As a child at Sukkot I recall my beloved Zaide Shaya Yosef Z”L eating meals and sleeping in the simple Sukkah behind his house. Zaide was a pious Jew who left his Polish shtetl, Checiny, in order to bring his wife and children to a better life in Canada. Stories my mother tells about Checiny describe a home not much more secure than Zaide’s fragile Sukkah. Access to food, especially fresh produce, was limited. The family was often hungry and malnourished.

I wonder what Zaide thought and felt as he celebrated Z’man Simchateinu, the “season of our rejoicing,” and the harvest festival Chag Ha-Asif, the “festival of the ingathering,” in his sukkah. Did Sukkot also remind him of his family’s struggle to survive in Poland? Did he think of the times when he did not have the means to secure sufficient food for his family? Was he reassured that he had made the correct decision to bring stability to his family in a new country?

Was this Zaide’s way of bridging the gap between the historical and the agricultural observance of Sukkot and his present reality? How can we bring a modern contextual observance to our experience of Sukkot?

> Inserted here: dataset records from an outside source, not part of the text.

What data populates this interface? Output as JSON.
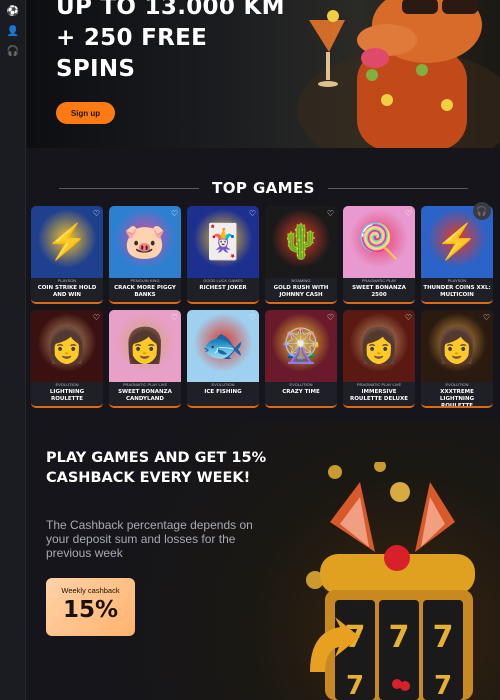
{
  "sidebar": {
    "icons": [
      "sports-icon",
      "user-icon",
      "headset-icon"
    ]
  },
  "hero": {
    "title": "UP TO 13.000 KM\n+ 250 FREE\nSPINS",
    "signup_label": "Sign up"
  },
  "top_games": {
    "heading": "TOP GAMES",
    "games": [
      {
        "provider": "PLAYSON",
        "name": "COIN STRIKE HOLD AND WIN",
        "icon": "lightning-coin-icon",
        "bg": "#1f3f8f",
        "accent": "#f2c230"
      },
      {
        "provider": "PENGUIN KING",
        "name": "CRACK MORE PIGGY BANKS",
        "icon": "piggy-icon",
        "bg": "#2f7fd0",
        "accent": "#e04aa0"
      },
      {
        "provider": "GOOD LUCK GAMES",
        "name": "RICHEST JOKER",
        "icon": "joker-icon",
        "bg": "#1d2f8f",
        "accent": "#f2c230"
      },
      {
        "provider": "BGAMING",
        "name": "GOLD RUSH WITH JOHNNY CASH",
        "icon": "cactus-wild-icon",
        "bg": "#1a1a1a",
        "accent": "#d83a2a"
      },
      {
        "provider": "PRAGMATIC PLAY",
        "name": "SWEET BONANZA 2500",
        "icon": "lollipop-icon",
        "bg": "#e89ad0",
        "accent": "#e83a6a"
      },
      {
        "provider": "PLAYSON",
        "name": "THUNDER COINS XXL: MULTICOIN",
        "icon": "lightning-coin-icon",
        "bg": "#2b63c8",
        "accent": "#e8392a"
      },
      {
        "provider": "EVOLUTION",
        "name": "LIGHTNING ROULETTE",
        "icon": "dealer-icon",
        "bg": "#3a1010",
        "accent": "#d0a070"
      },
      {
        "provider": "PRAGMATIC PLAY LIVE",
        "name": "SWEET BONANZA CANDYLAND",
        "icon": "dealer-icon",
        "bg": "#e8a0c8",
        "accent": "#d0a070"
      },
      {
        "provider": "EVOLUTION",
        "name": "ICE FISHING",
        "icon": "fish-icon",
        "bg": "#9fd0f0",
        "accent": "#e23a2a"
      },
      {
        "provider": "EVOLUTION",
        "name": "CRAZY TIME",
        "icon": "wheel-icon",
        "bg": "#6a1a2a",
        "accent": "#f2c230"
      },
      {
        "provider": "PRAGMATIC PLAY LIVE",
        "name": "IMMERSIVE ROULETTE DELUXE",
        "icon": "dealer-icon",
        "bg": "#5a1a12",
        "accent": "#d0a070"
      },
      {
        "provider": "EVOLUTION",
        "name": "XXXTREME LIGHTNING ROULETTE",
        "icon": "dealer-icon",
        "bg": "#2a1a10",
        "accent": "#e0a040"
      }
    ]
  },
  "promo": {
    "title": "PLAY GAMES AND GET 15% CASHBACK EVERY WEEK!",
    "description": "The Cashback percentage depends on your deposit sum and losses for the previous week",
    "cashback_label": "Weekly cashback",
    "cashback_value": "15%"
  }
}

Fifty-two million Americans, or almost twice the population of Canada, live food insecure lives. They do not have access to adequate nutrition to meet their basic food needs due to a lack of financial resources. How can we make meaning of our sense of insecurity dwelling in temporary shelters during the Sukkot harvest festival? We can start by helping to reduce food insecurity experienced by one in six who live amongst us. Donate your surplus garden harvest, excess food, a portion of your groceries, or the harvest of your apple picking to a local food bank, meal site, or food pantry. Volunteer to bring and serve food at a meal site. Sukkot provides an ideal opportunity to rally as a community to reduce food insecurity in our midst. As we wave the Four Species or Arba’at Ha-Minim, this Sukkot, may we open our hearts represented by the Etrog, or citron, and be righteous as the Lulav, or date palm frond, in order to create a more just food system. Zaide would remind us of Leviticus 19:16: “Do not stand idly by while your neighbor bleeds.

Pam Frydman-Roza is food justice coordinator of TIkkun Ha-Ir of Milwaukee. This growing season its Surplus Garden Harvest project collected and donated over 5,000 pounds of organic produce to Milwaukee food banks, meal sites and food pantries.